日系兵士が議会名誉黄金章を受勲

2010.9.21

 military.comによれば、米議会は今月、第2次世界大戦時の日系兵士約6,000人に、議会名誉黄金勲章(the Congressional Gold Medal)を授与する予定です。

 記事を簡単に紹介します。

 受勲するのは、フランスのヴォーキュ山でドイツ軍に包囲されたテキサス第36師団の大隊を救出したことで知られる第422連隊戦闘団の隊員や山本五十六大将の搭乗機を撃墜するのにつながった通信文を翻訳したハロルド・フデンナ(Harold Fudenna・1993年に他界)などです。第422連隊戦闘団は「当たって砕けろ(Go for broke)」のモットーで知られ、第2次世界大戦で最も多くの勲章を得た部隊として有名です。ハワイ出身のダニエル・イノウエ上院議員(Sen. Daniel Inouye)は、大学生の時に志願し、イタリアで戦闘中に右腕を失いました。二世兵士は3分の1だけが生存しています。上院は先月、満場一致で議案を可決し、下院が今週早くに議決をする予定です。フデンナ氏は両親が両親が収容所にいる間に志願して、軍情報部の翻訳家を務めました。

 記事はある逸話を紹介しています。日系兵士とハワイの守備兵が真珠湾攻撃の直後に、オアフの銃座に一緒に配置されていました。彼らは混成語のピジン語(Pidgin)で会話しました。
 守備兵が尋ねました。
 「おい、奴らが来たら、誰を撃つつもりだ?、奴らか俺か?(Eh, if dey come, who you going shoot? Dem or me?)」
 日系兵士は答えました。
 「バカだな、誰のことを言ってる。俺はお前と同じアメリカ人だ!(Who you t'ink, stupid? Me j'us as good American as you!)」


 議会名誉黄金勲章は、米連邦議会が民間人に授与する最高位の勲章の一つで、ダライ・ラマ14世も受勲しています。普通は個人が受勲しますが、アフリカ系初の飛行隊で「タスキージ・エアメン(Tuskegee Airmen)」の名称で知られる「第332航空群」や女性だけの飛行隊「(Women Airforce Service Pilots: WASP)」など、部隊員がまとめて受勲したこともあります。WASPの人数が1,074人といわれますから、一度に6,000人が受勲するのは、ひょっとして初めてかも知れません。(過去の受勲者リストはこちら

 日系人はアメリカの歴史の中で大きな役割を果たしてきました。第442連隊戦闘団の奮戦は有名ですし、2003年のイラク侵攻に反対したエリック・シンセキ陸軍大将など、日本人が誇りに思うべき人物を生み出してきました。

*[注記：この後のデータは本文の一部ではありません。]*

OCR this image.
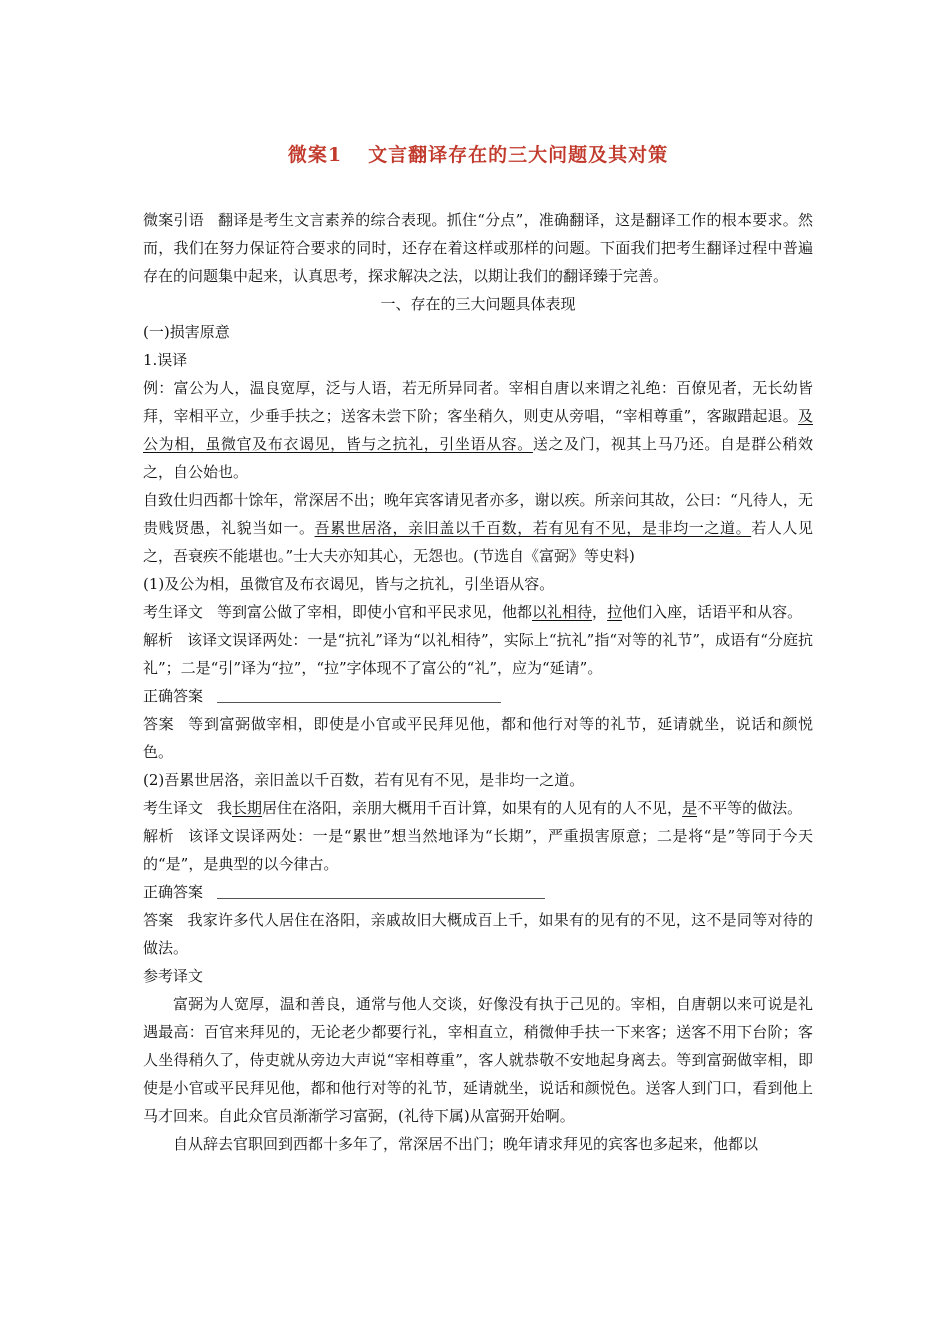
微案1 文言翻译存在的三大问题及其对策

微案引语 翻译是考生文言素养的综合表现。抓住“分点”，准确翻译，这是翻译工作的根本要求。然而，我们在努力保证符合要求的同时，还存在着这样或那样的问题。下面我们把考生翻译过程中普遍存在的问题集中起来，认真思考，探求解决之法，以期让我们的翻译臻于完善。

一、存在的三大问题具体表现

(一)损害原意

1.误译

例：富公为人，温良宽厚，泛与人语，若无所异同者。宰相自唐以来谓之礼绝：百僚见者，无长幼皆拜，宰相平立，少垂手扶之；送客未尝下阶；客坐稍久，则吏从旁唱，“宰相尊重”，客踧踖起退。及公为相，虽微官及布衣谒见，皆与之抗礼，引坐语从容。送之及门，视其上马乃还。自是群公稍效之，自公始也。

自致仕归西都十馀年，常深居不出；晚年宾客请见者亦多，谢以疾。所亲问其故，公曰：“凡待人，无贵贱贤愚，礼貌当如一。吾累世居洛，亲旧盖以千百数，若有见有不见，是非均一之道。若人人见之，吾衰疾不能堪也。”士大夫亦知其心，无怨也。(节选自《富弼》等史料)

(1)及公为相，虽微官及布衣谒见，皆与之抗礼，引坐语从容。

考生译文 等到富公做了宰相，即使小官和平民求见，他都以礼相待，拉他们入座，话语平和从容。

解析 该译文误译两处：一是“抗礼”译为“以礼相待”，实际上“抗礼”指“对等的礼节”，成语有“分庭抗礼”；二是“引”译为“拉”，“拉”字体现不了富公的“礼”，应为“延请”。

正确答案

答案 等到富弼做宰相，即使是小官或平民拜见他，都和他行对等的礼节，延请就坐，说话和颜悦色。

(2)吾累世居洛，亲旧盖以千百数，若有见有不见，是非均一之道。

考生译文 我长期居住在洛阳，亲朋大概用千百计算，如果有的人见有的人不见，是不平等的做法。

解析 该译文误译两处：一是“累世”想当然地译为“长期”，严重损害原意；二是将“是”等同于今天的“是”，是典型的以今律古。

正确答案

答案 我家许多代人居住在洛阳，亲戚故旧大概成百上千，如果有的见有的不见，这不是同等对待的做法。

参考译文

富弼为人宽厚，温和善良，通常与他人交谈，好像没有执于己见的。宰相，自唐朝以来可说是礼遇最高：百官来拜见的，无论老少都要行礼，宰相直立，稍微伸手扶一下来客；送客不用下台阶；客人坐得稍久了，侍吏就从旁边大声说“宰相尊重”，客人就恭敬不安地起身离去。等到富弼做宰相，即使是小官或平民拜见他，都和他行对等的礼节，延请就坐，说话和颜悦色。送客人到门口，看到他上马才回来。自此众官员渐渐学习富弼，(礼待下属)从富弼开始啊。

自从辞去官职回到西都十多年了，常深居不出门；晚年请求拜见的宾客也多起来，他都以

 今回の受勲は、第2次世界大戦の後始末のようなものです。すでに、第422連隊戦闘団は、殊勲十字章を受けた21人が2000年に名誉勲章にアップグレードさるという厚遇を受けています。その上に、議会名誉黄金章を受勲するのですから、これは大変なことなのです。これは第2次世界大戦中に、日系人が危険だとして収容所に入れたことへのアメリカ社会の償いでもあります。こうした動きは、次第に原爆投下に対する謝罪へと、将来つながっていくはずです。日系人だけの事件ではなく、日本人もこの機会を大事にすべきです。